Заядлым квиддичистом Альбус не являлся и последний раз летал лет тридцать назад, однако в магическом мире метла являлась аналогом велосипеда, на котором невозможно разучиться кататься. Поерзав на жесткой деревяшке в попытках найти оптимальное положение и при этом не отдавить себе самое дорогое, я набрал высоту и сделал пробный кружок под потолком туалета. Артефакт послушно реагировал на мои движения, хотя и с небольшим запозданием. Впрочем, фигуры высшего пилотажа я на своей находке выполнять не планировал. Ухватившись покрепче за растрескавшуюся рукоять, я прошептал: 'Ну, с богом!' и направил метлу в темный зев прохода.
Сразу за стеной с умывальниками начинался широкий (метра три в диаметре) наклонный тоннель, судя по отсутствию на покрытых грязью и плесенью стенах мест стыка массивных каменных блоков, выдолбленный с помощью магии в монолитной скальной породе. Подсвечивая себе простейшим заклинанием, я начал медленный и плавный спуск в глубины местной канализации, пытаясь отыскать в директорской памяти чары, способные избавить меня от неприятных ароматов. На ум приходило только заклинание головного пузыря, однако оно было предназначено для водной среды, поэтому с окружающей вонью, скрепя сердце, пришлось смириться.

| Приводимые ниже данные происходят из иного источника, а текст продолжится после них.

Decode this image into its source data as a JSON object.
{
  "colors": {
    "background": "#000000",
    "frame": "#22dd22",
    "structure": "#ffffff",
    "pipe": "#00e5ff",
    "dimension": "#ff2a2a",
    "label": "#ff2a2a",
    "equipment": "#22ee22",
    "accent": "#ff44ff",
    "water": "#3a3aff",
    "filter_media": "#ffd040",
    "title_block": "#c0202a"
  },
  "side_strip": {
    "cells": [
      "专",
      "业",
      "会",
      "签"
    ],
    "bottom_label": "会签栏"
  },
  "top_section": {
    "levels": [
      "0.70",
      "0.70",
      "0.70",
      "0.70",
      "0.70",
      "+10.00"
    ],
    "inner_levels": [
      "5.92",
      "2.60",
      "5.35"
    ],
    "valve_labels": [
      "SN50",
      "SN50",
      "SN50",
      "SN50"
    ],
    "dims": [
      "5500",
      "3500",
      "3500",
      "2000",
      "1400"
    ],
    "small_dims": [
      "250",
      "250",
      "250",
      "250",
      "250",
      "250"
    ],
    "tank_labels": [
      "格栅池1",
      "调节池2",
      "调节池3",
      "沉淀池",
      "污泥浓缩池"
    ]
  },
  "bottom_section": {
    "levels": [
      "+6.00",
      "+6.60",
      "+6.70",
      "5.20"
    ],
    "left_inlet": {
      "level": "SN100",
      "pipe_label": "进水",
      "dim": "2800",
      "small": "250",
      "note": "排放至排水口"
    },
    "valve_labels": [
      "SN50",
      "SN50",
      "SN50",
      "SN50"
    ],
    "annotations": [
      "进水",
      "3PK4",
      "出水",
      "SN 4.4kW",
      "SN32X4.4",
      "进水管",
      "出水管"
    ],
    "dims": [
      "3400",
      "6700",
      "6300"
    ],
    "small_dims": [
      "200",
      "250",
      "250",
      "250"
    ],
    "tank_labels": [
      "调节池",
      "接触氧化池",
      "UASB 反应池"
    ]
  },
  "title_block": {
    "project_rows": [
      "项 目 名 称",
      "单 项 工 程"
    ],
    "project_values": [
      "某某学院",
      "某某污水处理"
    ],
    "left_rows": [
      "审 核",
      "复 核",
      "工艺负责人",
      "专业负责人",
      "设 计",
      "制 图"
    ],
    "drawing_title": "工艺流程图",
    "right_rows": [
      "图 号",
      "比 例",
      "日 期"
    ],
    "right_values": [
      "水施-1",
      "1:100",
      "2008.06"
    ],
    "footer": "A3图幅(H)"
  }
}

Спустя полминуты сзади послышался скрежет — это сработали чары, закрывая вход. Будем надеяться, открыть его с этой стороны удастся столь же легко, иначе после ритуала мне все-таки придется звать Фоукса. Увеличив яркость 'люмоса', я немного опустил рукоять метлы, ускоряясь. Тоннель, по которому я летел, вскоре соединился с двумя похожими, стал немного шире и обзавелся ручейком. Влажность и температура окружающего воздуха ощутимо повысились. Теперь на стенах помимо плесени можно было наблюдать гроздья мха и шикарные тенета паутины, а тонкий крысиный писк намекал, что в этих подземельях кипела жизнь.
Поежившись, я усилил бдительность, не желая, чтобы с потолка на меня свалилась какая-нибудь склизкая или многоногая живность. Но, как выяснилось, финишная ленточка была не за горами. Спустя четверть минуты каменная труба закончилась. Я вылетел в огромный грот, размерами способный посоперничать с Большим залом Хогвартса, и с любопытством огляделся.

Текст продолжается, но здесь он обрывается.